Jadi, penulis itu memang dituntut untuk bersabar. Dalam hal ini, sabar saat harus menjadi kambing hitam, sabar pula tatkala tulisan yang sudah Anda kirim itu dijanjikan akan dimuat minggu depan, tapi --nyatanya-- hanya sekedar janji manis semata. Juga, sabar ketika redaktur mengatakan belum menerima tulisan Anda (karena itu, Anda harus "mengirim lagi"), padahal Anda sudah mengirim tulisan itu sebulan lalu. Pendek kata, sebagai penulis Anda harus bersabar, tidak menyerah, tidak putus asa.
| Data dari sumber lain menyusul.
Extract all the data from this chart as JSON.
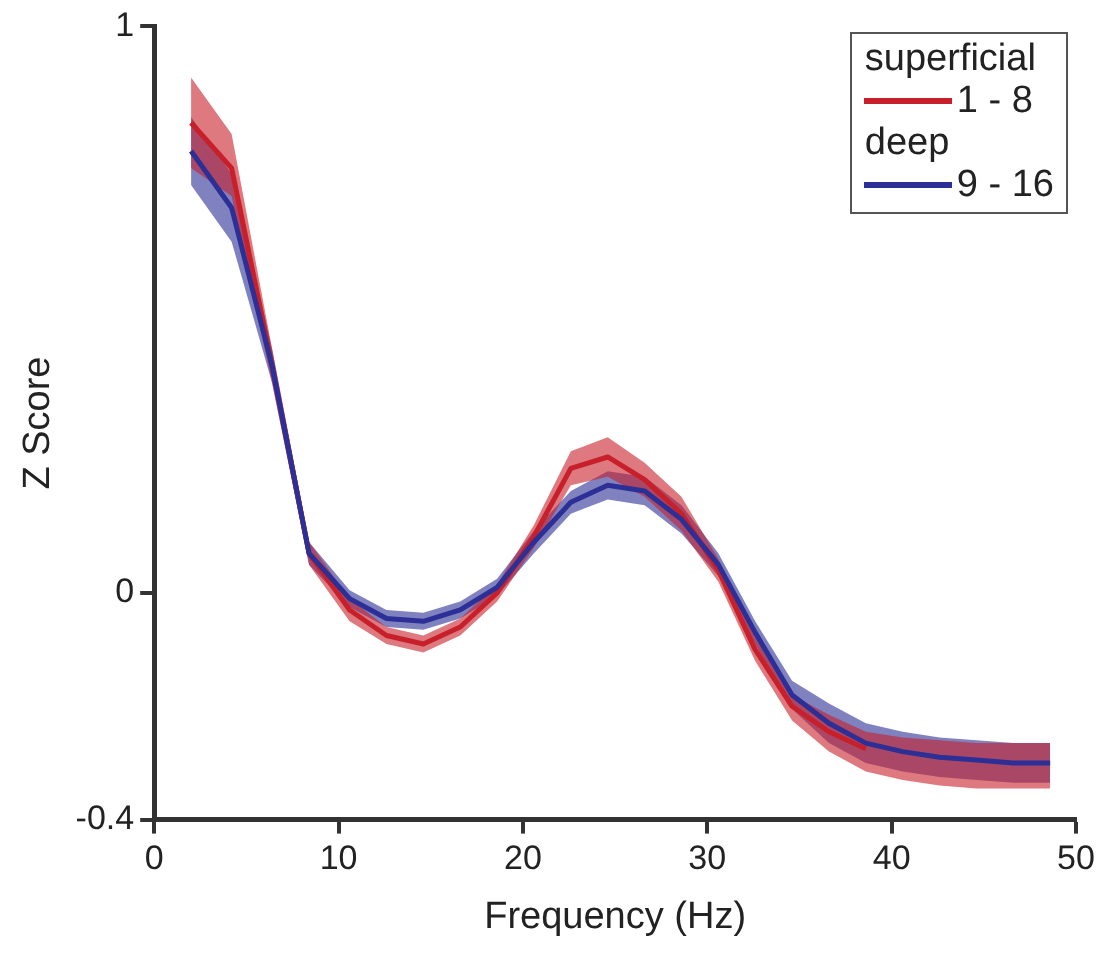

Karena di balik kesabaran Anda itu, kelak Anda akan menemui buah lebih manis dan lebih berharga dari sekadar uang. Apalagi nama baik, kredibilitas dan kejujuran dari penulis kerapkali harus menjadi taruhan!

Selamat menulis! Tak ada kata menyerah jika Anda sudah bertekat untuk menjadi penulis.***

Ciputat, 28 Mei 2008, (Sumber foto: http://sijore.multiply.com/photos/album/60/KuBuGil_Takshow)


7 komentar:

Yosandy Lip San mengatakan...

wah saya bisa belajar banyak dari tulisan Anda

Yos

Ni'amul Ausath mengatakan...
Komentar ini telah dihapus oleh administrator blog.
Ni'amul Ausath mengatakan...

Met malam pak Nur Mur, apa kabar ? lama nggak jumpa. Kok bisa sih jumpa blog-ku. tapi sory ya belum ada isinya, nggak kayak punya ente yang dah sarat isi dan penuh makna..he he..

htanzil mengatakan...

wah, gak nyangka ternyata pertanyaan spontan saya jadi PR buat mas mursidi.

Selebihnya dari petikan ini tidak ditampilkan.